Sir Vince Cable: Theresa May not even slightly interested in economic policy

Theresa May was "never the slightest bit interested in economic policy", a former business secretary has claimed.

Sir Vince Cable took aim at the Prime Minister's ambition to reduce the number of visas for overseas students as he said that achieving "no deal" in negotiations to leave the European Union reflected a "complete lack of any sense of responsibility".

The Liberal Democrats' treasury spokesman, who worked with Mrs May in the Cabinet as part of the 2010-2015 coalition government, said of the Prime Minister: "She has some likeable characteristics and admirable characteristics, but it was always very clear that she was never the slightest bit interested in economic policy."

Sir Vince told an audience during a speech in central London on the economy and business: "There was one issue actually that crystallised it... which is the issue about overseas students.

"In order to meet the target, they reduced or tried to curb visas for overseas students - but they are not immigrants because they don't stay here, they go back, but it fits within the numbers, so they have to be cut."

Sir Vince said that along with other ministers he would say that the policy was "ridiculous" and costing the country "£10 billion a year", and asked why there was an attempt being made to try to "undermine" industry.

"And the answer we got (from Mrs May) was intriguing and revealing and highly relevant to today," he said.

"It wasn't: 'Well, you're wrong', it was: 'So what? What does it matter if it's damaging the economy? We're controlling the immigration.'"

Sir Vince added: "So this is why the crashing out scenario, which is looming now very large, is potentially so disastrous and why the Liberal Democrats have to be absolutely clear that we would not accept that and we would want to provide a route back, an opportunity to think again about this process."

During the speech in Southwark, Sir Vince accused the Tories and Labour of turning their backs on business regarding Brexit.

He said that the UK does not need "to leave the European Union while at the same time leaving the single market and the customs union".

Sir Vince added: "Each of those two things has very profound economic implications which I don't think the Prime Minister understands, and the costs of which have never been spelt out."

He added that leaving the single market was not necessary " to observe the mandate of the referendum", and claimed that the Conservatives were " really badly betraying the interests of not just the country but within it the business community in general".

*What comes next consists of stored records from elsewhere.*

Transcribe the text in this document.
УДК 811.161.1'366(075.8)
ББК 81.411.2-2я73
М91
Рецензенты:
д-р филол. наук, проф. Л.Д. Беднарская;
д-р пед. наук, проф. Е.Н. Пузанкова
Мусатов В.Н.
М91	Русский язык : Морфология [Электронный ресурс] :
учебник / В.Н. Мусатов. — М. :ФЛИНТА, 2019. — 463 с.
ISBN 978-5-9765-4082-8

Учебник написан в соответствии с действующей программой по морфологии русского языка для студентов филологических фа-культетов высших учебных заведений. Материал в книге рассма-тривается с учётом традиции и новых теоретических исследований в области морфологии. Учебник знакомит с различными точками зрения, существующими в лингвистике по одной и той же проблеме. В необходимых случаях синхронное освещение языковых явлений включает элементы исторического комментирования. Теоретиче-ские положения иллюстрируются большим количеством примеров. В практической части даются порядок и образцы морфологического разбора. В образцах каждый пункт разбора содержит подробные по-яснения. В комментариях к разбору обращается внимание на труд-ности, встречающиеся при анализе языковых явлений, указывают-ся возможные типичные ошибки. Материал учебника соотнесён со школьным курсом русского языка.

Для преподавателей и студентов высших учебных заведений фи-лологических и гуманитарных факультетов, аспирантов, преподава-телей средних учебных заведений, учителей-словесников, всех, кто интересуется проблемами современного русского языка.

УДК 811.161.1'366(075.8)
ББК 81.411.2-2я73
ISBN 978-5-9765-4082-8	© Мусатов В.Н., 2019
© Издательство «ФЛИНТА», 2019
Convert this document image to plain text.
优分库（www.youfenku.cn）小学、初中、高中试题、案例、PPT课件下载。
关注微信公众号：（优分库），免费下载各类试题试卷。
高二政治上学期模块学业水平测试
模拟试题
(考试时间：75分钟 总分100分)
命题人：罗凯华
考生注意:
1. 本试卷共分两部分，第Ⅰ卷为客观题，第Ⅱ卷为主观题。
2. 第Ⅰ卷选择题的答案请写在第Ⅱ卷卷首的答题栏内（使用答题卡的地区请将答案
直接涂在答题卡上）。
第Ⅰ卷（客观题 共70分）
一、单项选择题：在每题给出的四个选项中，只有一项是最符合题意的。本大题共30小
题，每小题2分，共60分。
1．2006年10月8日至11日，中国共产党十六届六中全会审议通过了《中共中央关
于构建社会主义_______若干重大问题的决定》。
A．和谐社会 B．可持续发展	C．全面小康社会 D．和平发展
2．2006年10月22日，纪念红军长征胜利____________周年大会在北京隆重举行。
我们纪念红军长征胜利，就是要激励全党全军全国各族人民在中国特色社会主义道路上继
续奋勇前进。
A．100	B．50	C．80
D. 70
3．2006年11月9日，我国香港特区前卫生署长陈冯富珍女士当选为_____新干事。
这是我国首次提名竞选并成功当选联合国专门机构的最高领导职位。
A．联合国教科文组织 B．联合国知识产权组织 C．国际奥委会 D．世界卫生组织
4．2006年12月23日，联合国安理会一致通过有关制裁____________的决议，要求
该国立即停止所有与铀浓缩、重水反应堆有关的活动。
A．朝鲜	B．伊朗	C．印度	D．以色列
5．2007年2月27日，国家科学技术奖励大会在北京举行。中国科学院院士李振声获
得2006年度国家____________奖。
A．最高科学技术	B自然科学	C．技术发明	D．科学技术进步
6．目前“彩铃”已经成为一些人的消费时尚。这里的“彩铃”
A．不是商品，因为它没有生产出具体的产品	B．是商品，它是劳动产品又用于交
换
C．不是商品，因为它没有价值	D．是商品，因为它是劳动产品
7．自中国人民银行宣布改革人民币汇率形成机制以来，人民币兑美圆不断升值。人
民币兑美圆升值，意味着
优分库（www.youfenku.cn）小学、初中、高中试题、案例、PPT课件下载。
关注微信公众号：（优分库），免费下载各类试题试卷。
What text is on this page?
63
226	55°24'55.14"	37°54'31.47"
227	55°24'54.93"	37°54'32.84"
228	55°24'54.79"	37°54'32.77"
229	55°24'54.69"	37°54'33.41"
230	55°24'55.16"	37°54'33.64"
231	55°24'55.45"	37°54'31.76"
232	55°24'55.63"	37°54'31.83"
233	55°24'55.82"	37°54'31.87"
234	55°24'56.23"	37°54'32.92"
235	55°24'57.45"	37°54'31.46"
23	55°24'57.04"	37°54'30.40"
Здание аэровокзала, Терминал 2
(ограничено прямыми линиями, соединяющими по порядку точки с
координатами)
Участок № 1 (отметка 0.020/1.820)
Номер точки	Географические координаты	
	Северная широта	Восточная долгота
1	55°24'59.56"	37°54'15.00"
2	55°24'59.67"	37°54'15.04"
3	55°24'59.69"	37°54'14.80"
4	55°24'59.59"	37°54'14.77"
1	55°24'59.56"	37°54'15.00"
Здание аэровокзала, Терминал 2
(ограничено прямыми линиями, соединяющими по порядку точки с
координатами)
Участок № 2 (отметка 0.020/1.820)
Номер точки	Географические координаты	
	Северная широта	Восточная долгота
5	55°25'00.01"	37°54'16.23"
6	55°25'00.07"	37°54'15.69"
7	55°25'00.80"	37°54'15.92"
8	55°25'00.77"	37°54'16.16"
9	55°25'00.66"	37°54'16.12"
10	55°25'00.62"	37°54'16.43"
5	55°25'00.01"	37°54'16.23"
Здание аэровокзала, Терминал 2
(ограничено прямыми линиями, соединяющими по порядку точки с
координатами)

"If you turn to what's happening on the other side of the Labour party, I find it very difficult to understand why their economic proposals are not being torn to shreds.

"They've progressed from Keynesian economics to Venezuelan economics ... that was the role model.

"Price controls, printing money, nationalise everything that moves or doesn't move - complete economic chaos at the end of it - t hat's their role model."

Sir Vince said the Liberal Democrats would provide a "strong opposition" to a hard Brexit, and "support for a private enterprise competitive market economy, supported by government", and show "fiscal responsibility while providing room for more government investment in key spending priorities".